Вначале это было нечто вроде отдаленного мурлыканья очень высоко в небе, или жужжания пчел, понемногу все приближавшегося, пока оно не стало совсем громким и таинственным в этом черном небе. Жужжание пчел, высокое и удаленное, язык нежный и скрытный, голос неясный, как воспоминание о пчелином жужжании в лесу. И тогда я услышал голос Мариоары, взывавший ко мне среди могил: — «Домнуле капитан! — кричала она. — Ай, ай, ай, домнуле капитан!»
Она убежала из Корсо. Ей стало страшно оставаться одной; она хотела вернуться к себе; она жила в стороне Страды делла Узине, близ Центральной электростанции. Но она не осмеливалась пересечь город — патрули стреляли в прохожих. — «Стой! стой!» — кричали они, но тотчас же стреляли, не оставляя вам времени на то, чтобы поднять руки. «Ай, ай, ай, проводите мена домой, домнуле капитан». Я видел, как сверкали во тьме ее черные глаза: они то вспыхивали, то угасали в теплом мраке, словно на границе ночи, отдаленной от меня, словно на границе черной запретной ночи.

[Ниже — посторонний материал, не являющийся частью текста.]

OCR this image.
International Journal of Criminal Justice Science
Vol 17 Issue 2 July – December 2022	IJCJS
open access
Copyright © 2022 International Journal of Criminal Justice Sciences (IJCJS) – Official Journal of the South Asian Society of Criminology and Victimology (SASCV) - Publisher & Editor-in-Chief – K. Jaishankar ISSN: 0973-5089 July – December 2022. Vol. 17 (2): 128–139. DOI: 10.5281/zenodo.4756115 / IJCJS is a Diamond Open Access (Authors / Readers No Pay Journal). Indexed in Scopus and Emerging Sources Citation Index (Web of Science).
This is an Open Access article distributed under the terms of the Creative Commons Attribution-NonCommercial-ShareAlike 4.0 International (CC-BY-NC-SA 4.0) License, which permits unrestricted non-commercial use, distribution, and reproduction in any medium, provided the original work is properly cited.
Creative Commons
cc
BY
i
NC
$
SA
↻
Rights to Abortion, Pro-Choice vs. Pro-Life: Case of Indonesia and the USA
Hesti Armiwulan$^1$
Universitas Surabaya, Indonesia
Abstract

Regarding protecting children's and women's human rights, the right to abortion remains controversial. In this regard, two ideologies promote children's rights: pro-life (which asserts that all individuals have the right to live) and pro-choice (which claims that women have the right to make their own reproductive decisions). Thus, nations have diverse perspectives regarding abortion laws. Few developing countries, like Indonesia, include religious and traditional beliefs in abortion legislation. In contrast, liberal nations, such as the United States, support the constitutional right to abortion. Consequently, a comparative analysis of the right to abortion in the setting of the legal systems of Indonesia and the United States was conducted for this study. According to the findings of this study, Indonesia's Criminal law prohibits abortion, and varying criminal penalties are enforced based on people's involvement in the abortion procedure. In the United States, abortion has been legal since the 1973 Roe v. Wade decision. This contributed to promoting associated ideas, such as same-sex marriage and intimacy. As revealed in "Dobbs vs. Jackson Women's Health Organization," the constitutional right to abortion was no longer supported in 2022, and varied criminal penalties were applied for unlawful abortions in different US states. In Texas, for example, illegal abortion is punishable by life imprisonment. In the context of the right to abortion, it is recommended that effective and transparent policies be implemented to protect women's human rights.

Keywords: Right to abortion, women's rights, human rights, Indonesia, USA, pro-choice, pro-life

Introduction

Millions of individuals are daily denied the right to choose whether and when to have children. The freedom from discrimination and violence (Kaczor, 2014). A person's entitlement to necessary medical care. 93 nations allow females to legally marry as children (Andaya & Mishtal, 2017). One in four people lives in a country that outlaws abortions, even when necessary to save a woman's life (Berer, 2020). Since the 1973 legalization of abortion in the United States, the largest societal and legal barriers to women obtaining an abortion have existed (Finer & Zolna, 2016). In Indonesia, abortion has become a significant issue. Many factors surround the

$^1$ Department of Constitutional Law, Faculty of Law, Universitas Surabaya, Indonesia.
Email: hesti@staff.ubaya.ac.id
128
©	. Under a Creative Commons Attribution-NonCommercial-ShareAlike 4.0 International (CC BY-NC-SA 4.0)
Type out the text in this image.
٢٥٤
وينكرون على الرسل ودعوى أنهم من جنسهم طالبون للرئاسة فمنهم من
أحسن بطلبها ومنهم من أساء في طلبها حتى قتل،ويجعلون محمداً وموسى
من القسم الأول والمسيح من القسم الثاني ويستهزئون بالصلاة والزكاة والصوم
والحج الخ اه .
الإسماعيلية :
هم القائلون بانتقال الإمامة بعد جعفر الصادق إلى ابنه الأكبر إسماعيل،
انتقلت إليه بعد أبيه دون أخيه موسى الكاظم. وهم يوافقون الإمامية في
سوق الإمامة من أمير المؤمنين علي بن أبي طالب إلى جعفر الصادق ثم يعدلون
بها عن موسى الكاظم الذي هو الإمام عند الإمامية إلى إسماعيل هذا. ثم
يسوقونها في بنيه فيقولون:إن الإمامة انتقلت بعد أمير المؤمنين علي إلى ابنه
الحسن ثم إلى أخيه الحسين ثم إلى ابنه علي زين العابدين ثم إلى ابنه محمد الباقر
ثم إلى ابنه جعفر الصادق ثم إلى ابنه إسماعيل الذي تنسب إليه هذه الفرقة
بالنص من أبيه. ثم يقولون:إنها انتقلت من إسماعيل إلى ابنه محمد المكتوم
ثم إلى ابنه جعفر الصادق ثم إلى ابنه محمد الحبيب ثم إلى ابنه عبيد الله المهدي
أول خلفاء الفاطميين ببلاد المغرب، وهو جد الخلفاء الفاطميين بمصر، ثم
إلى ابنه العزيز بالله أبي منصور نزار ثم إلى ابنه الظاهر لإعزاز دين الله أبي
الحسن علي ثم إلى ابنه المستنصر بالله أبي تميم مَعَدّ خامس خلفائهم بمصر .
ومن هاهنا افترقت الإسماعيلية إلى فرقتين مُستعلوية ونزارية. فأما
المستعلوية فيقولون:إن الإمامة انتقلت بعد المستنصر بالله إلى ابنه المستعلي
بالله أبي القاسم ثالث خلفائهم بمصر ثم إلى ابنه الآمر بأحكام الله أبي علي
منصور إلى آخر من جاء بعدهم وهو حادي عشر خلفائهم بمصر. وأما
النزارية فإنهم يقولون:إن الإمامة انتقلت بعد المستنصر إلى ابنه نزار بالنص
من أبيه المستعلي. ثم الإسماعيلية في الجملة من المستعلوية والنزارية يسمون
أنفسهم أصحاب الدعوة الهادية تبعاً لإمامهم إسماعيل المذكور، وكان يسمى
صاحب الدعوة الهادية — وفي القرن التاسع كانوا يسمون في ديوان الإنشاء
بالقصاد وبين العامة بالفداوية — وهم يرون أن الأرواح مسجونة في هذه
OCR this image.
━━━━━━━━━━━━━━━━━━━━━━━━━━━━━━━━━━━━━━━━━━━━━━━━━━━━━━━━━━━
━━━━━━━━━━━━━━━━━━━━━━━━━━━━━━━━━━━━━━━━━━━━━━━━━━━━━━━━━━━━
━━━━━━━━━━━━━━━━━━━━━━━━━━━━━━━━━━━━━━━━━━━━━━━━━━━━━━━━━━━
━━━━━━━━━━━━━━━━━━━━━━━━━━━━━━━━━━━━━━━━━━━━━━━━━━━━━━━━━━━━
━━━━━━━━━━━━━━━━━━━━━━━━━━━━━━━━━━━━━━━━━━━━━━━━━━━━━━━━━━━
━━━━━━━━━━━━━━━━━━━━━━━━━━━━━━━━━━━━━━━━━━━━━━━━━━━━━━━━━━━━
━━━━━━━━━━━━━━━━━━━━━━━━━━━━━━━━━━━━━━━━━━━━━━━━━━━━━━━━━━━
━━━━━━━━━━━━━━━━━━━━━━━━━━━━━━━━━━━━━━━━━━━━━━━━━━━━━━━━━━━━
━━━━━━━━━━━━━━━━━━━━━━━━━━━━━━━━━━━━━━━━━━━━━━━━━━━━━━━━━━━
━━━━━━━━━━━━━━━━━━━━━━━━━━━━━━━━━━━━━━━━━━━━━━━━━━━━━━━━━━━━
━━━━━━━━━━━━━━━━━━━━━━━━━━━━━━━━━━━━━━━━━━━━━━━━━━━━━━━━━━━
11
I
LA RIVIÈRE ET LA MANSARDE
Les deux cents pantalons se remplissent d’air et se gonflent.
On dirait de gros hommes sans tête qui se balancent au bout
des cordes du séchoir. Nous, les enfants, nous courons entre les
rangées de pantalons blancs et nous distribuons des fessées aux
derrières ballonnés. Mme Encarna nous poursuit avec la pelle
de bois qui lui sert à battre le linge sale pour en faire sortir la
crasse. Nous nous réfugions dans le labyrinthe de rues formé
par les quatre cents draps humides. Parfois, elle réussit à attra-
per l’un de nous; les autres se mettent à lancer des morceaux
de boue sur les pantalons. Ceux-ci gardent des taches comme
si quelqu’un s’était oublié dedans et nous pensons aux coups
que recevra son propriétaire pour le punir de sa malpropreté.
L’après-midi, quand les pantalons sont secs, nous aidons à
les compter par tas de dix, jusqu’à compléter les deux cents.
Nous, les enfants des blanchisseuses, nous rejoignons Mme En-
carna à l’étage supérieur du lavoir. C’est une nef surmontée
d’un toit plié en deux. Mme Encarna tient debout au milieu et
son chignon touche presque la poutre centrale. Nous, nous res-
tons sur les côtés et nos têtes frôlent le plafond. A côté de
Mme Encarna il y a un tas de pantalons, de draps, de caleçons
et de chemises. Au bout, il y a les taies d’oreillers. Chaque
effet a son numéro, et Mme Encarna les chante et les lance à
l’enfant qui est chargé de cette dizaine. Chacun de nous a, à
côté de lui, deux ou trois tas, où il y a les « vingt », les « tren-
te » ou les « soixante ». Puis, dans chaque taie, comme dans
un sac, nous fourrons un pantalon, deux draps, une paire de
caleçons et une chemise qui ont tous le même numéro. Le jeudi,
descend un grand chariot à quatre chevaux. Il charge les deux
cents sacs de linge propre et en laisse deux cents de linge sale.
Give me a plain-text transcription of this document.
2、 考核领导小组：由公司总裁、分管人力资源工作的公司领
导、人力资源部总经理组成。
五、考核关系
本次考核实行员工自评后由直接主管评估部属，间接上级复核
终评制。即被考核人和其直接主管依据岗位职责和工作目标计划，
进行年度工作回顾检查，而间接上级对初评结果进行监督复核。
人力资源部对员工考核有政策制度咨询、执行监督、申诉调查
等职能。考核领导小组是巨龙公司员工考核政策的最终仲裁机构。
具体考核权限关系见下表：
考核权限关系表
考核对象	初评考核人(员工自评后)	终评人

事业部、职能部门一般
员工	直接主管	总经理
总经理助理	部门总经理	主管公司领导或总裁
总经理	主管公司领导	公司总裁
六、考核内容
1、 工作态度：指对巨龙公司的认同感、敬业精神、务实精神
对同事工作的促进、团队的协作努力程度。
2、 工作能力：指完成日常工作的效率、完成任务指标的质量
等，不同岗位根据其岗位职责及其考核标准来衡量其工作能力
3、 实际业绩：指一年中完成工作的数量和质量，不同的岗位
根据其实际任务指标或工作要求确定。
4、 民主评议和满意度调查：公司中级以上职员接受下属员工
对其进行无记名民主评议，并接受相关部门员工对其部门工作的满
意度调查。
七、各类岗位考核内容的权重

Перед нами проходили, в молчании, среди крестов и насыпей, группы людей, пришедших, чтобы укрыться в убежище, вырытом посреди кладбища. Убежище было похоже на очень древнюю могилу: каменные плиты и гробницы составляли его кровлю, наваленные, как гигантская черепица; туда, в сырую землю, спускались по крутой деревянной лесенке и попадали в комнату, сходную со склепом, где по стенам стояло несколько скамеек. Тени мужчин, женщин, детей, полуобнаженные, спускались в подземелье, молча, словно духи умерших, возвращающиеся в свой мрачный ад. Я уже знал теперь их всех, так как это были всегда одни и те же. Они проходили мимо меня каждый вечер, скрываясь в убежище: хозяин Люстрагерии, расположенной напротив моего дома, два маленьких старичка, которых я всегда видел сидящими у подножия статуи Объединения[293], между Жокей-клубом и Фундацией, извозчик, конюшня которого была позади кладбища, продавщица газет с угла Фундации, комиссионер из Десфачере де винури, со своей женой и пятью детьми, продавец «тютюна» из табачной лавочки, рядом с почтой.
— Буна сера, домнуле капитан, — говорили они, проходя мимо. Я отвечал им: «Буна сера».
Мариоара не хотела спускаться в убежище; она хотела вернуться домой, к себе, ей было страшно; она хотела вернуться. В другие ночи она спала на диване, в зале кафе-ресторана Корсо, но в этот вечер ей хотелось вернуться домой, она вся дрожала, ей хотелось вернуться.
— В нас будут стрелять, Мариоара, — говорил я.
— Ну, ну, солдаты не могут стрелять в офицера.
— А кто знает? Сейчас темно. Они станут стрелять в нас, Мариоара.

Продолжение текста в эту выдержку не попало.